Samhita Social Ventures, a social sector consulting firm chose 100 companies with the largest CSR budgets on the BSE 500 list for this study. The report has been facilitated by the India Sanitation Coalition under Naina Lal Kidwai.

Only 15% of companies reported incorporating repair and maintenance of toilets as part of their CSR initiatives under Water, Sanitation and Hygiene (WASH). Corporate India responded well to the government’s call for action on WASH issues with 90% companies reporting at least one CSR activity in WASH. Over the last three years, a total of 164 activities were carried out.

Of these 90 companies, 34 were public sector undertakings. Of the 1.1 billion people in the world who defecate in the open, 59% live in India. It is estimated that inadequate sanitation facilities causes India economic losses of around $53.8 billion a year.

Around 44% of the total population in the country defecate in the open. Swachh Bharat Mission (SBM) an initiative started by the Indian government has an ambitious goal to end open defecation in the country by 2019. The findings suggest that even though many corporate houses have shown interest in creating infrastructure while the operation and maintenance of toilets is neglected. There is a need for incorporating programmes for influencing behaviour.

Only 20% companies reported integrating behaviour change communication in their programmes. North India has over 40% rural households with a working latrine have at least one family member who continues to defecate in the open. This suggests that just creating infrastructure won’t be enough; there is an equal need to focus on changing behaviour and attitudes towards open defecation.

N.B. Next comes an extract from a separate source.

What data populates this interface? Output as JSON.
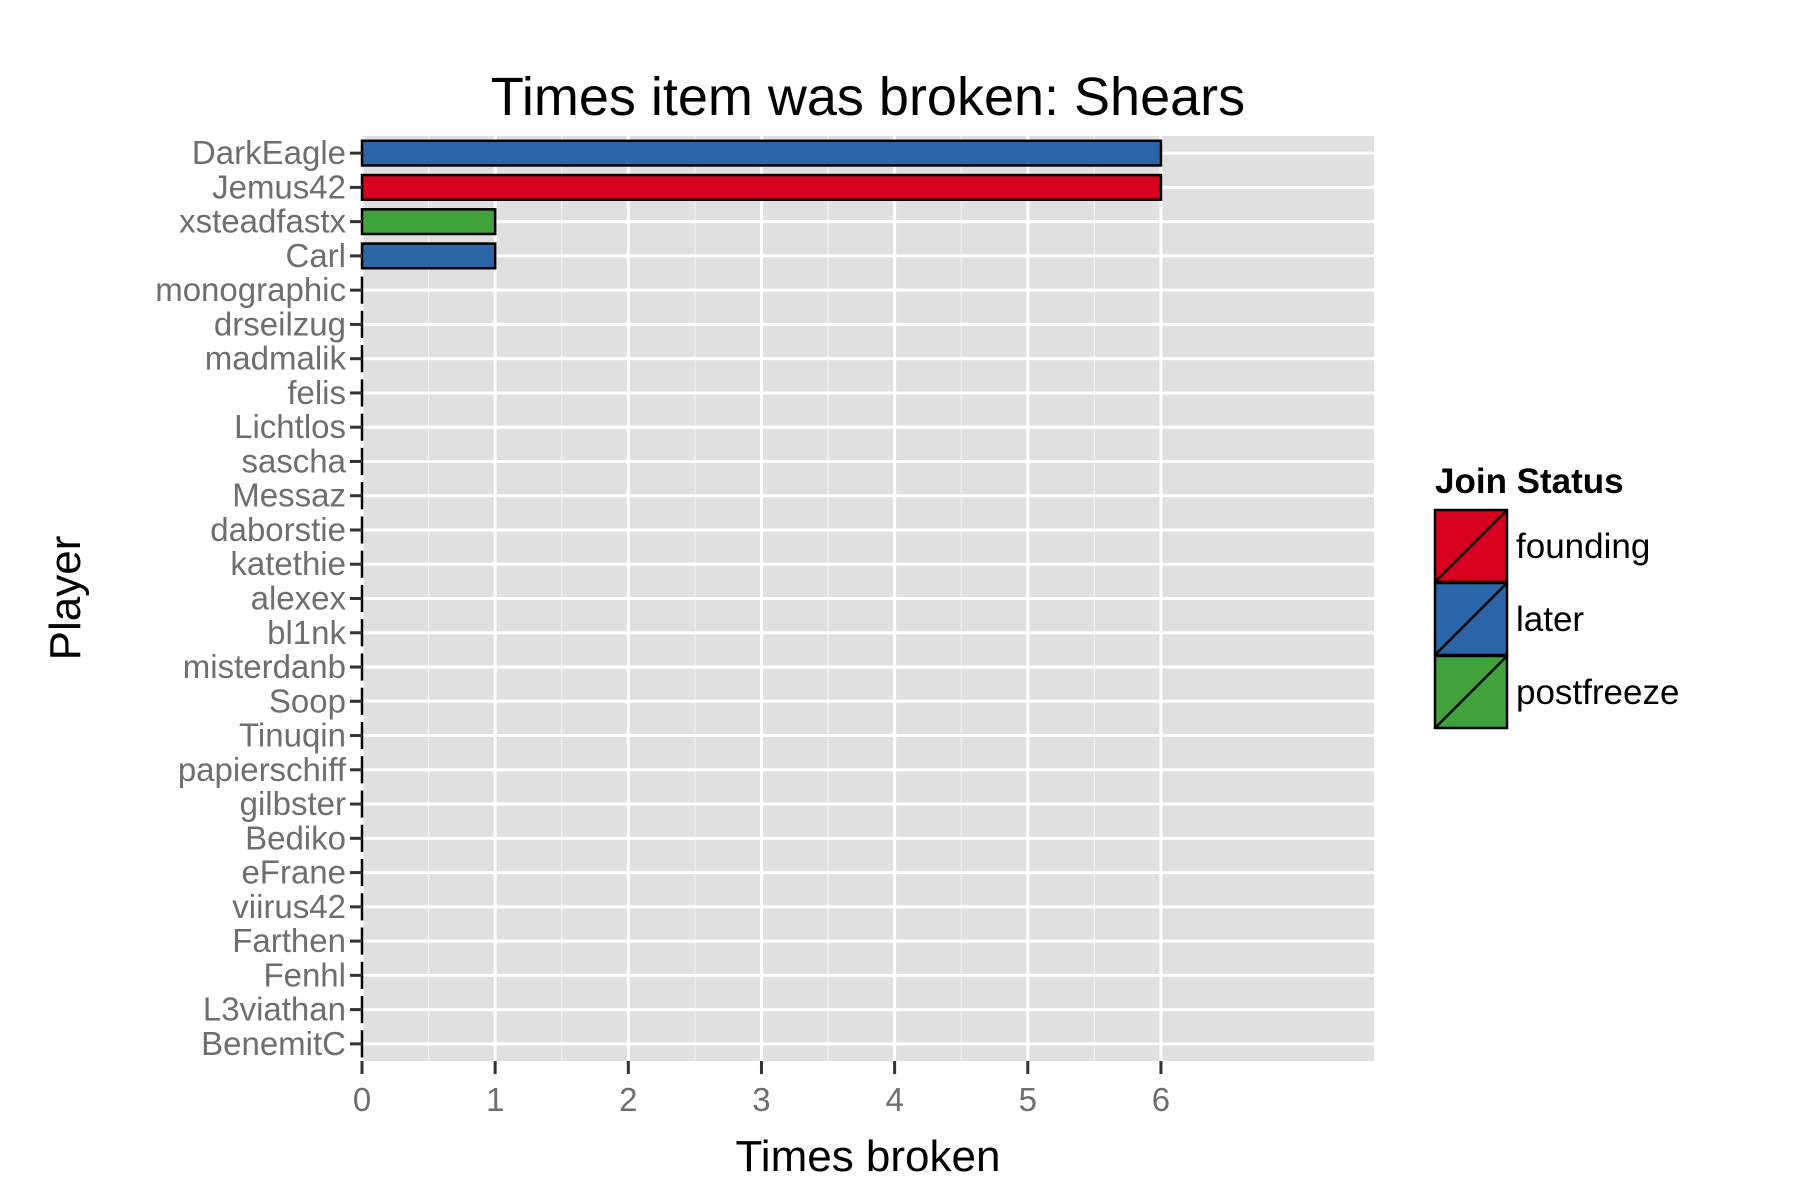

According to this report, CSR in WASH promoted hardware interventions which include creating or supporting the construction of toilets or water storage facilities, the operation and maintenance of sanitation facilities and other related activities. While software-related programmes focus at creating awareness and undertaking activities that influence socio-cultural attitude and behaviour. Even though there is need for tackling open defecation and sanitation problems in both rural and urban India, most of the CSR activities were concentrated in rural areas. There is a critical need to address urban WASH issues, with the growing slum population.

Over 50 million urban slum population is forced to defecate in the open. Slums lacking toilets and community toilets are rendered unusable due to poor maintenance. Urban areas also pose serious health-risks due to lack of sanitation. As per the report, CSR activities in WASH are broadly aligned to the needs of states.

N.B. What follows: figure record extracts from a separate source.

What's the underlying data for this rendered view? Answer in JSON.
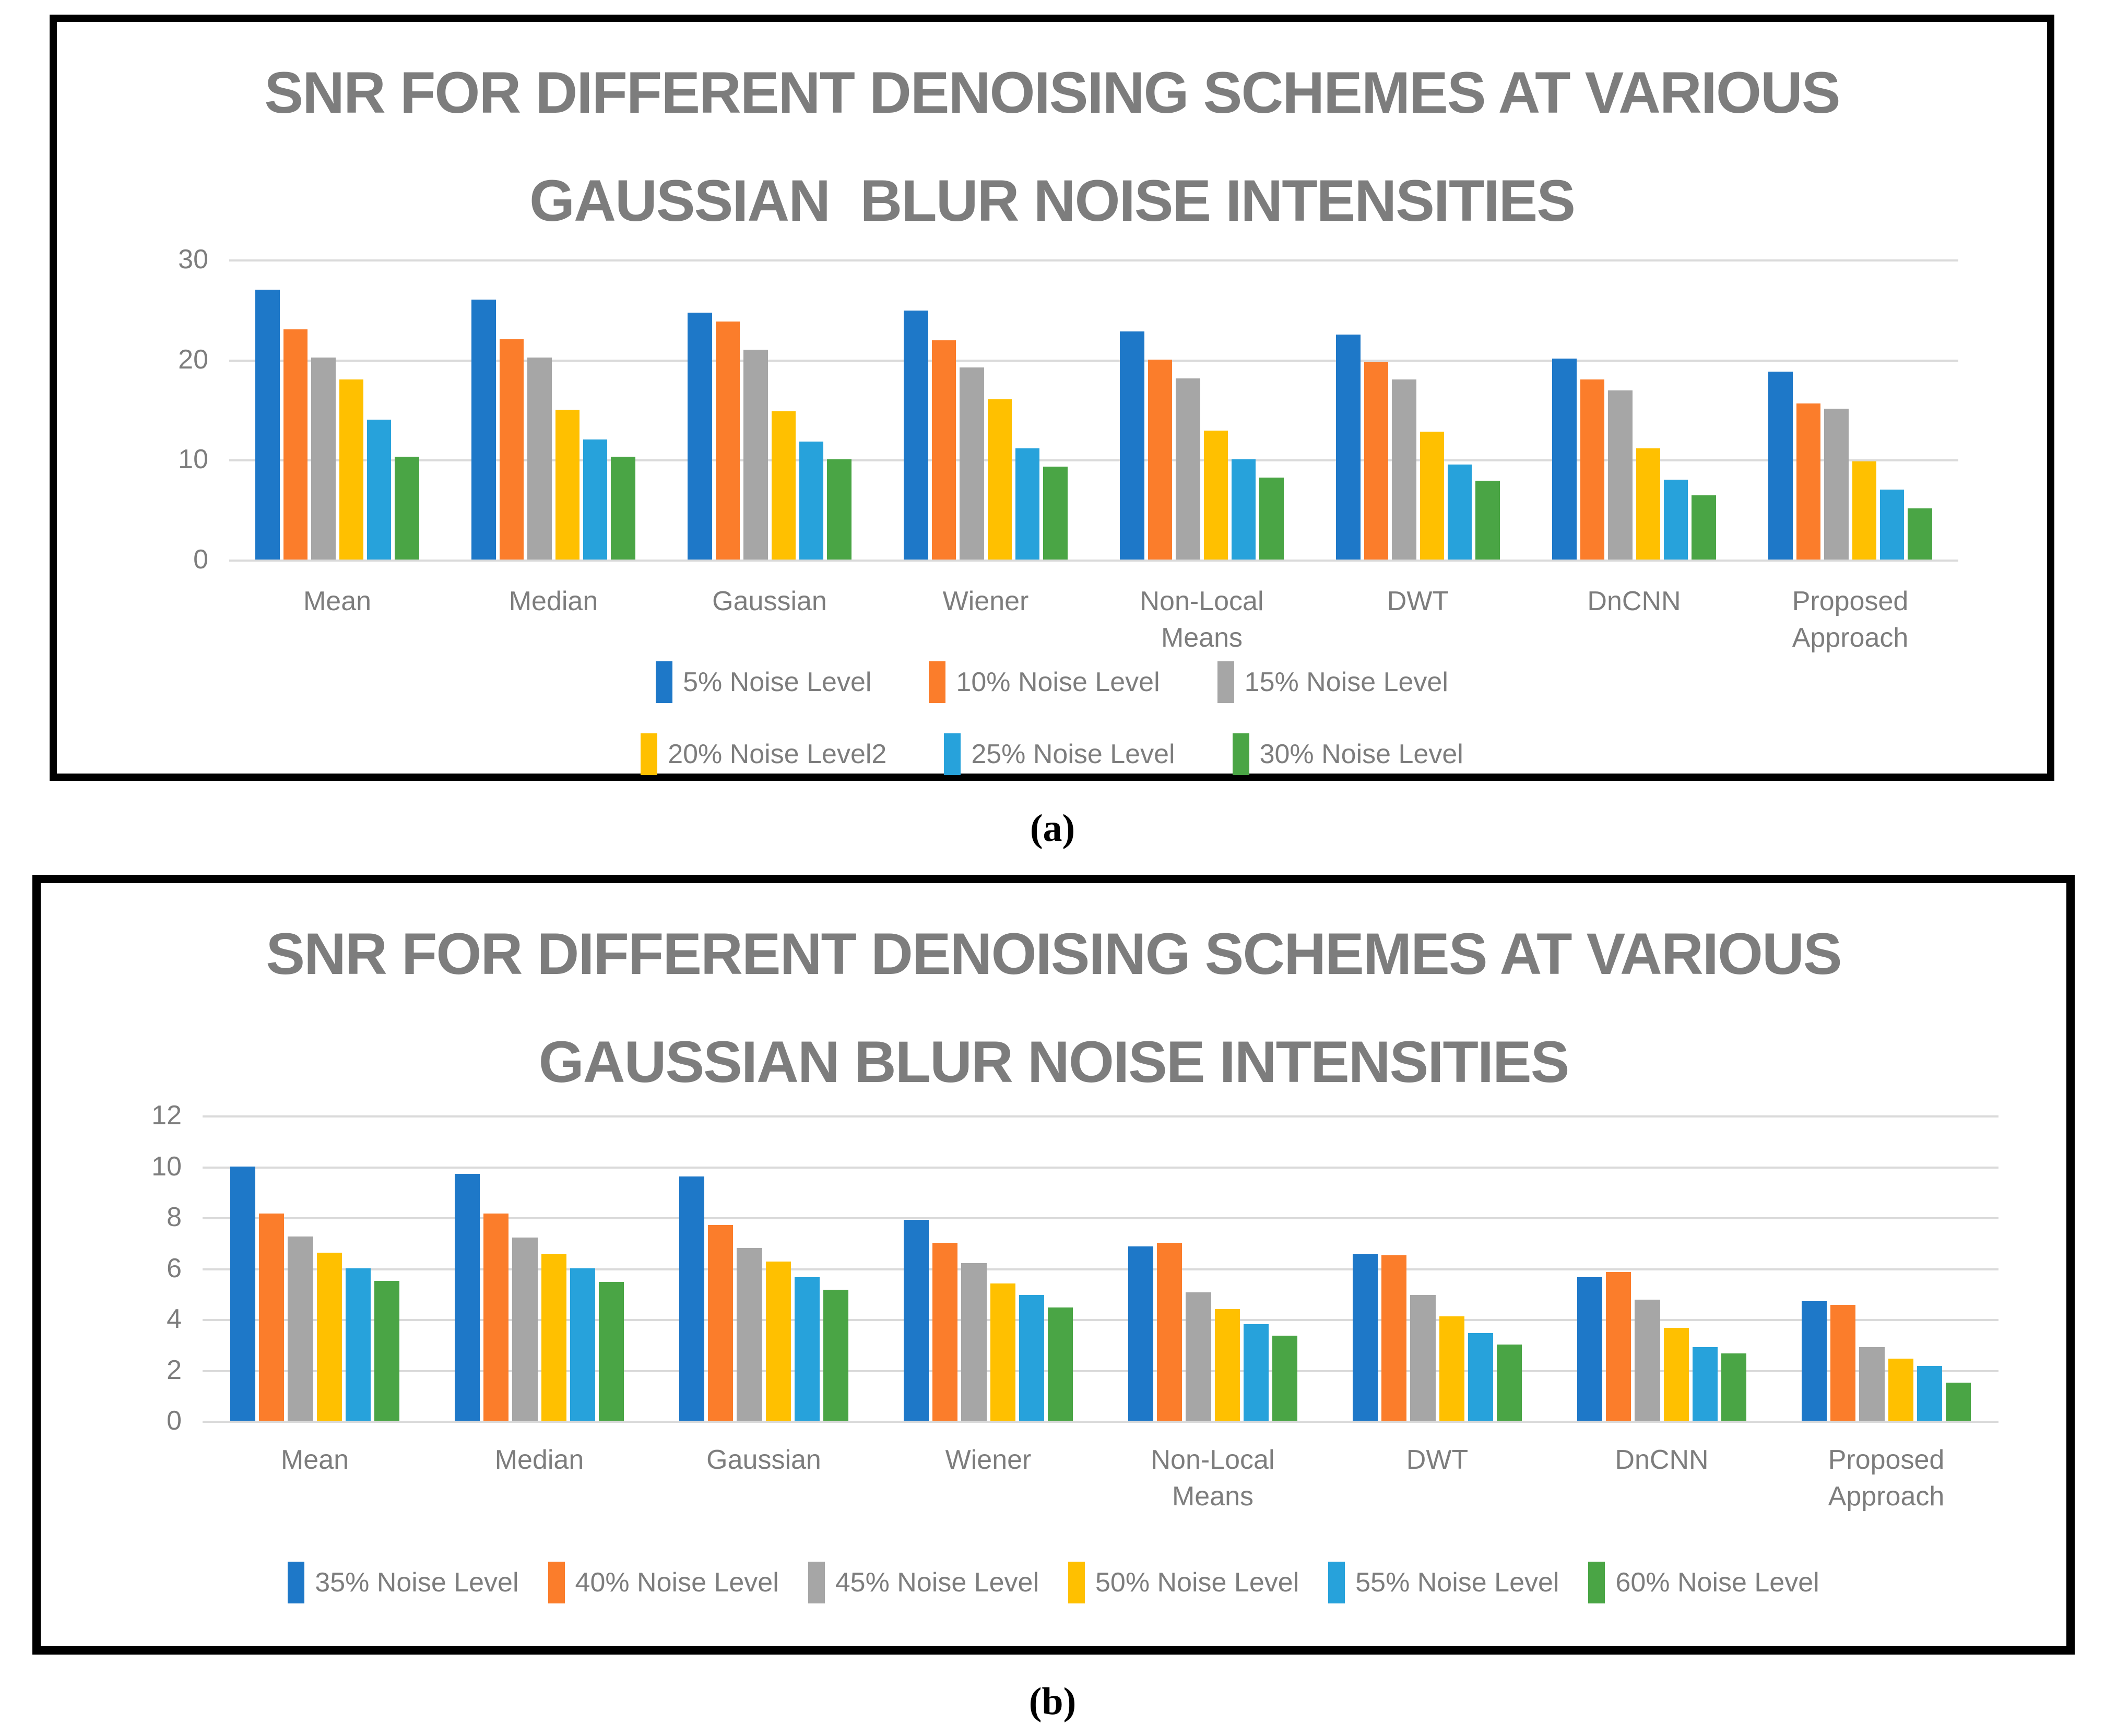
{
  "page": {
    "caption_a": "(a)",
    "caption_b": "(b)"
  },
  "chart_data": [
    {
      "type": "bar",
      "panel": "a",
      "title_lines": [
        "SNR FOR DIFFERENT DENOISING SCHEMES AT VARIOUS",
        "GAUSSIAN  BLUR NOISE INTENSITIES"
      ],
      "ylabel": "",
      "xlabel": "",
      "ylim": [
        0,
        30
      ],
      "yticks": [
        30,
        20,
        10,
        0
      ],
      "grid": true,
      "legend_position": "bottom",
      "legend_rows": 2,
      "categories": [
        "Mean",
        "Median",
        "Gaussian",
        "Wiener",
        "Non-Local Means",
        "DWT",
        "DnCNN",
        "Proposed Approach"
      ],
      "series": [
        {
          "name": "5% Noise Level",
          "color": "#1E78C8",
          "values": [
            27.0,
            26.0,
            24.7,
            24.9,
            22.8,
            22.5,
            20.1,
            18.8
          ]
        },
        {
          "name": "10% Noise Level",
          "color": "#FB7D2B",
          "values": [
            23.0,
            22.0,
            23.8,
            21.9,
            20.0,
            19.7,
            18.0,
            15.6
          ]
        },
        {
          "name": "15% Noise Level",
          "color": "#A6A6A6",
          "values": [
            20.2,
            20.2,
            21.0,
            19.2,
            18.1,
            18.0,
            16.9,
            15.1
          ]
        },
        {
          "name": "20% Noise Level2",
          "color": "#FFC000",
          "values": [
            18.0,
            15.0,
            14.8,
            16.0,
            12.9,
            12.8,
            11.1,
            9.8
          ]
        },
        {
          "name": "25% Noise Level",
          "color": "#27A2DB",
          "values": [
            14.0,
            12.0,
            11.8,
            11.1,
            10.0,
            9.5,
            8.0,
            7.0
          ]
        },
        {
          "name": "30% Noise Level",
          "color": "#4AA545",
          "values": [
            10.3,
            10.3,
            10.0,
            9.3,
            8.2,
            7.9,
            6.4,
            5.1
          ]
        }
      ]
    },
    {
      "type": "bar",
      "panel": "b",
      "title_lines": [
        "SNR FOR DIFFERENT DENOISING SCHEMES AT VARIOUS",
        "GAUSSIAN BLUR NOISE INTENSITIES"
      ],
      "ylabel": "",
      "xlabel": "",
      "ylim": [
        0,
        12
      ],
      "yticks": [
        12,
        10,
        8,
        6,
        4,
        2,
        0
      ],
      "grid": true,
      "legend_position": "bottom",
      "legend_rows": 1,
      "categories": [
        "Mean",
        "Median",
        "Gaussian",
        "Wiener",
        "Non-Local Means",
        "DWT",
        "DnCNN",
        "Proposed Approach"
      ],
      "series": [
        {
          "name": "35% Noise Level",
          "color": "#1E78C8",
          "values": [
            10.0,
            9.7,
            9.6,
            7.9,
            6.85,
            6.55,
            5.65,
            4.7
          ]
        },
        {
          "name": "40% Noise Level",
          "color": "#FB7D2B",
          "values": [
            8.15,
            8.15,
            7.7,
            7.0,
            7.0,
            6.5,
            5.85,
            4.55
          ]
        },
        {
          "name": "45% Noise Level",
          "color": "#A6A6A6",
          "values": [
            7.25,
            7.2,
            6.8,
            6.2,
            5.05,
            4.95,
            4.75,
            2.9
          ]
        },
        {
          "name": "50% Noise Level",
          "color": "#FFC000",
          "values": [
            6.6,
            6.55,
            6.25,
            5.4,
            4.4,
            4.1,
            3.65,
            2.45
          ]
        },
        {
          "name": "55% Noise Level",
          "color": "#27A2DB",
          "values": [
            6.0,
            6.0,
            5.65,
            4.95,
            3.8,
            3.45,
            2.9,
            2.15
          ]
        },
        {
          "name": "60% Noise Level",
          "color": "#4AA545",
          "values": [
            5.5,
            5.45,
            5.15,
            4.45,
            3.35,
            3.0,
            2.65,
            1.5
          ]
        }
      ]
    }
  ]
}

However, most North Eastern states were ignored. States like Maharashtra, Uttar Pradesh, Rajasthan, Gujarat, Tamil Nadu and Karnataka had high rates of open defecation and maximum projects. But states like Jammu and Kashmir, Assam and Arunachal Pradesh which also had high number of open defecation rates were neglected.

63% of urban population in India have access to improved sources of sanitation but the quality of these services remains inadequate and unequally divided amongst citizens.

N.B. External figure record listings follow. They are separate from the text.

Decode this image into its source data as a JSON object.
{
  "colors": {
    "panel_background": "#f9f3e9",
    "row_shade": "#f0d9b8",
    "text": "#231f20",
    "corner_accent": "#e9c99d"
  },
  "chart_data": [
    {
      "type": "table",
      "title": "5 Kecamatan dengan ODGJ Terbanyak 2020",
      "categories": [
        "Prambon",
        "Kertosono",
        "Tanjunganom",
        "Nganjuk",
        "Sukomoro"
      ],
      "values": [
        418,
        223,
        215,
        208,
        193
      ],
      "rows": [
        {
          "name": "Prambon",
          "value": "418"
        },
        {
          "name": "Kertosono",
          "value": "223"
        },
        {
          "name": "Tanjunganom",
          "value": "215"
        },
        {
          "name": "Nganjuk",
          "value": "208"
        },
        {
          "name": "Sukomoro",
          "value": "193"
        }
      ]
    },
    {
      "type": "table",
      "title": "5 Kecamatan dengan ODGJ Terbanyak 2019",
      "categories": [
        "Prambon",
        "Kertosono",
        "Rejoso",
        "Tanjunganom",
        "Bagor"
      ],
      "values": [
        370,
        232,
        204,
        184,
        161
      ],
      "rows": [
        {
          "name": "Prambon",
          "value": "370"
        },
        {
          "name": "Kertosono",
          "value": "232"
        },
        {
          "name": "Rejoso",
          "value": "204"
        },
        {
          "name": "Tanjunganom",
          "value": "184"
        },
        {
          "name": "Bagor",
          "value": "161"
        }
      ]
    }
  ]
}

CSR Budget No. Of Companies
Less than Rupee 1 crore 8
Rupee 1-5 crore 11
Rupee 5-15 crore 6
More than Rupee 15 crore 8
Total 33

Top 5 Companies with the largest budget in WASH (Water, Sanitation and Hygiene)

Top 5 PSUs Top 5 Non-PSUs
Coal India Tata Consultancy Services
Power Finance Corporation Bharti Airtel
ONGC Bharti Infratel
GAIL India Tata Steel
State Bank of India Mahindra & Mahindra

“Equitable access to clean water, safe sanitation and hygiene are essential to sustain life. 560 million people in the country continue to defecate in the open and nearly 76 million do not have access to improved water sources.

Looking at the extent of the problem, India in the next few years will probably play the most important role of achieving Sustainable Development Goal to ensure availability and sustainable management of water and sanitation for all.

It won’t be an easy task but given the political commitment towards the cause it is certainly achievable,” says Neeraj Jain, CEO, WaterAid India.